The Senate voted 53 to 47 to narrowly defeat legislation that sought to block portions of a new, separate arms sale to Saudi Arabia, agreed during a visit there by President Donald Trump in May.
Arms sales to Riyadh have become increasingly contentious in the U.S. Congress, where some lawmakers object that American weapons have contributed to widespread civilian casualties in a Saudi-led military campaign in Yemen.
Republican Trump's predecessor Barack Obama, a Democrat, suspended the planned sale of precision-guided munitions in December because of concerns over civilian casualties in Yemen, where the civil war pits Iran-allied Houthi rebels against the government backed by a Saudi-led Arab coalition.
Trump, however, has said he wants to encourage weapons sales as a way to create jobs in the United States.
Senator Ben Cardin, the top Democrat on the Senate Foreign Relations Committee, said the administration had notified Congress about the start of deliveries on the 2015 sale.
He said in a statement that Trump's decision was another reason for the Senate to disapprove the new sale.
"We need to send a message to both the Trump Administration and the Saudis to work much harder to avoid civilian casualties, expedite humanitarian relief, and push for a peaceful end to the war through a negotiated political settlement," Cardin said.

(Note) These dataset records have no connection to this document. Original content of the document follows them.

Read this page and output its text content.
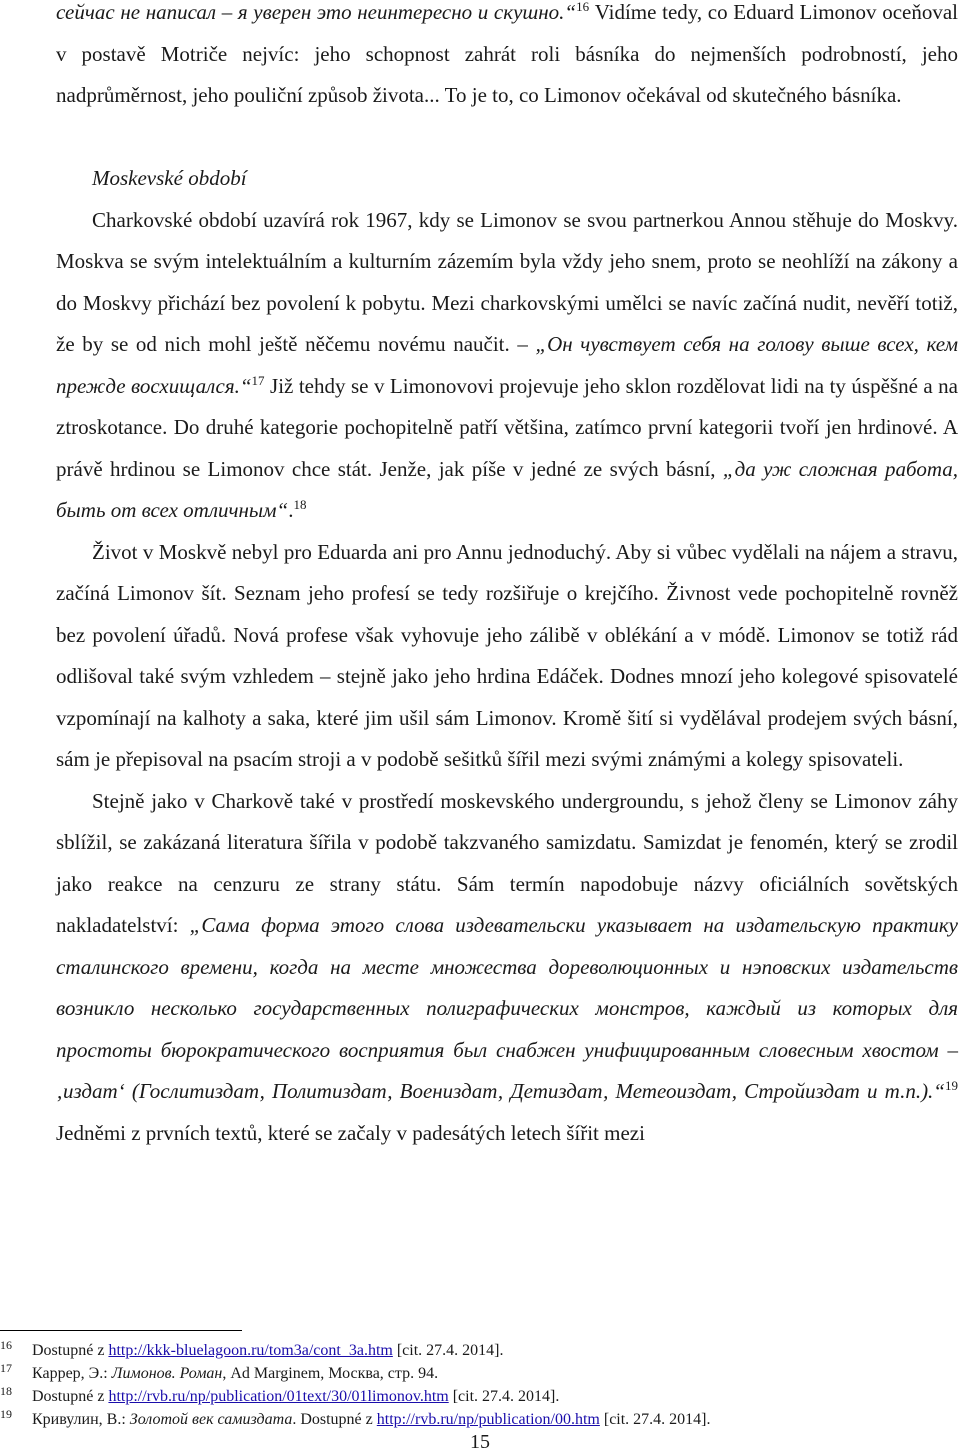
сейчас не написал – я уверен это неинтересно и скушно.“$^{16}$ Vidíme tedy, co Eduard Limonov oceňoval v postavě Motriče nejvíc: jeho schopnost zahrát roli básníka do nejmenších podrobností, jeho nadprůměrnost, jeho pouliční způsob života... To je to, co Limonov očekával od skutečného básníka.

Moskevské období

Charkovské období uzavírá rok 1967, kdy se Limonov se svou partnerkou Annou stěhuje do Moskvy. Moskva se svým intelektuálním a kulturním zázemím byla vždy jeho snem, proto se neohlíží na zákony a do Moskvy přichází bez povolení k pobytu. Mezi charkovskými umělci se navíc začíná nudit, nevěří totiž, že by se od nich mohl ještě něčemu novému naučit. – „Он чувствует себя на голову выше всех, кем прежде восхищался.“$^{17}$ Již tehdy se v Limonovovi projevuje jeho sklon rozdělovat lidi na ty úspěšné a na ztroskotance. Do druhé kategorie pochopitelně patří většina, zatímco první kategorii tvoří jen hrdinové. A právě hrdinou se Limonov chce stát. Jenže, jak píše v jedné ze svých básní, „да уж сложная работа, быть от всех отличным“.$^{18}$

Život v Moskvě nebyl pro Eduarda ani pro Annu jednoduchý. Aby si vůbec vydělali na nájem a stravu, začíná Limonov šít. Seznam jeho profesí se tedy rozšiřuje o krejčího. Živnost vede pochopitelně rovněž bez povolení úřadů. Nová profese však vyhovuje jeho zálibě v oblékání a v módě. Limonov se totiž rád odlišoval také svým vzhledem – stejně jako jeho hrdina Edáček. Dodnes mnozí jeho kolegové spisovatelé vzpomínají na kalhoty a saka, které jim ušil sám Limonov. Kromě šití si vydělával prodejem svých básní, sám je přepisoval na psacím stroji a v podobě sešitků šířil mezi svými známými a kolegy spisovateli.

Stejně jako v Charkově také v prostředí moskevského undergroundu, s jehož členy se Limonov záhy sblížil, se zakázaná literatura šířila v podobě takzvaného samizdatu. Samizdat je fenomén, který se zrodil jako reakce na cenzuru ze strany státu. Sám termín napodobuje názvy oficiálních sovětských nakladatelství: „Сама форма этого слова издевательски указывает на издательскую практику сталинского времени, когда на месте множества дореволюционных и нэповских издательств возникло несколько государственных полиграфических монстров, каждый из которых для простоты бюрократического восприятия был снабжен унифицированным словесным хвостом – ‚издат‘ (Гослитиздат, Политиздат, Воениздат, Детиздат, Метеоиздат, Стройиздат и т.п.).“$^{19}$ Jedněmi z prvních textů, které se začaly v padesátých letech šířit mezi

16 Dostupné z http://kkk-bluelagoon.ru/tom3a/cont_3a.htm [cit. 27.4. 2014].
17 Каррер, Э.: Лимонов. Роман, Ad Marginem, Москва, стр. 94.
18 Dostupné z http://rvb.ru/np/publication/01text/30/01limonov.htm [cit. 27.4. 2014].
19 Кривулин, В.: Золотой век самиздата. Dostupné z http://rvb.ru/np/publication/00.htm [cit. 27.4. 2014].
15
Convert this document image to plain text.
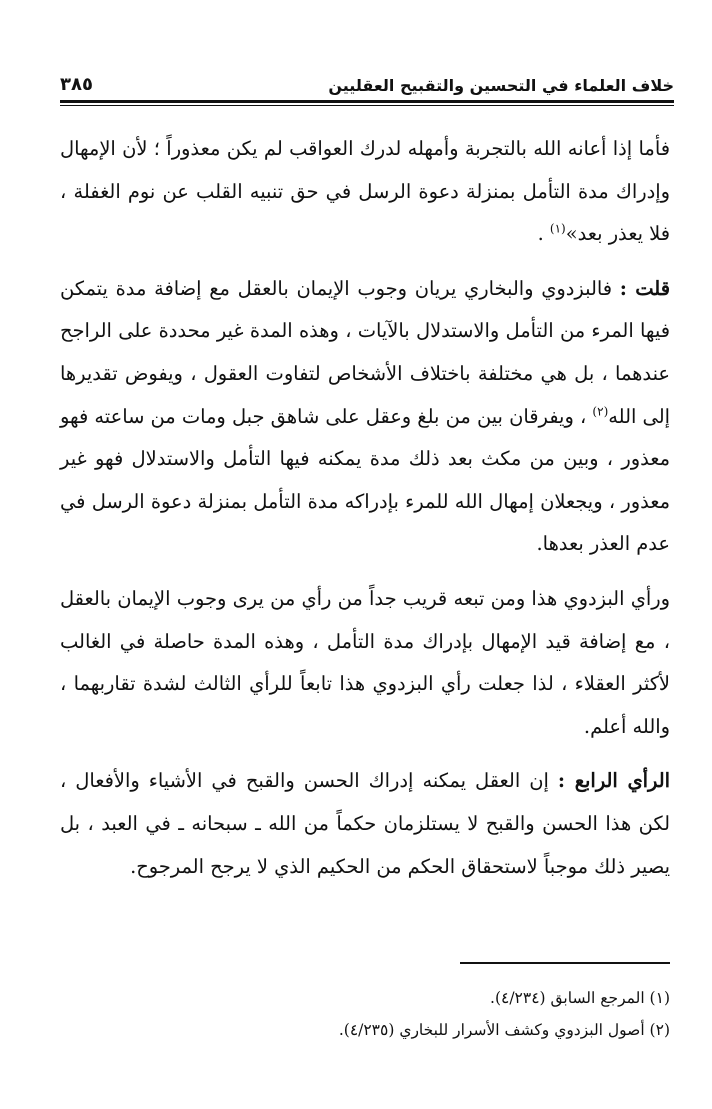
خلاف العلماء في التحسين والتقبيح العقليين
٣٨٥

فأما إذا أعانه الله بالتجربة وأمهله لدرك العواقب لم يكن معذوراً ؛ لأن الإمهال وإدراك مدة التأمل بمنزلة دعوة الرسل في حق تنبيه القلب عن نوم الغفلة ، فلا يعذر بعد»$^{(١)}$ .

قلت : فالبزدوي والبخاري يريان وجوب الإيمان بالعقل مع إضافة مدة يتمكن فيها المرء من التأمل والاستدلال بالآيات ، وهذه المدة غير محددة على الراجح عندهما ، بل هي مختلفة باختلاف الأشخاص لتفاوت العقول ، ويفوض تقديرها إلى الله$^{(٢)}$ ، ويفرقان بين من بلغ وعقل على شاهق جبل ومات من ساعته فهو معذور ، وبين من مكث بعد ذلك مدة يمكنه فيها التأمل والاستدلال فهو غير معذور ، ويجعلان إمهال الله للمرء بإدراكه مدة التأمل بمنزلة دعوة الرسل في عدم العذر بعدها.

ورأي البزدوي هذا ومن تبعه قريب جداً من رأي من يرى وجوب الإيمان بالعقل ، مع إضافة قيد الإمهال بإدراك مدة التأمل ، وهذه المدة حاصلة في الغالب لأكثر العقلاء ، لذا جعلت رأي البزدوي هذا تابعاً للرأي الثالث لشدة تقاربهما ، والله أعلم.

الرأي الرابع : إن العقل يمكنه إدراك الحسن والقبح في الأشياء والأفعال ، لكن هذا الحسن والقبح لا يستلزمان حكماً من الله ـ سبحانه ـ في العبد ، بل يصير ذلك موجباً لاستحقاق الحكم من الحكيم الذي لا يرجح المرجوح.

(١) المرجع السابق (٤/٢٣٤).

(٢) أصول البزدوي وكشف الأسرار للبخاري (٤/٢٣٥).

Republicans control both chambers of Congress.
A senior congressional aide, speaking on condition of anonymity, said the notification was received last Thursday.
The decision to move ahead with deliveries was first reported by Bloomberg.
The 2015 sale included more than 8,000 Laser Guided Bombs for the Royal Saudi Air Force.
The package also includes more than 10,000 general purpose bombs, and more than 5,000 tail kits used to inexpensively convert "dumb" bombs into laser or GPS-guided weapons.
Some of the weapons systems included in the sale were made by Raytheon Co and Boeing Co.
The arms deal announced in May was for $110 billion, with options running as high as $350 billion over 10 years.
Tuesday's Senate vote, which would block about $500 million of that sale, including precision-guided munitions and other offensive weapons, coincides with Saudi Foreign Minister Adel al-Jubeir meeting with U.S. Secretary of State Rex Tillerson and other officials in Washington.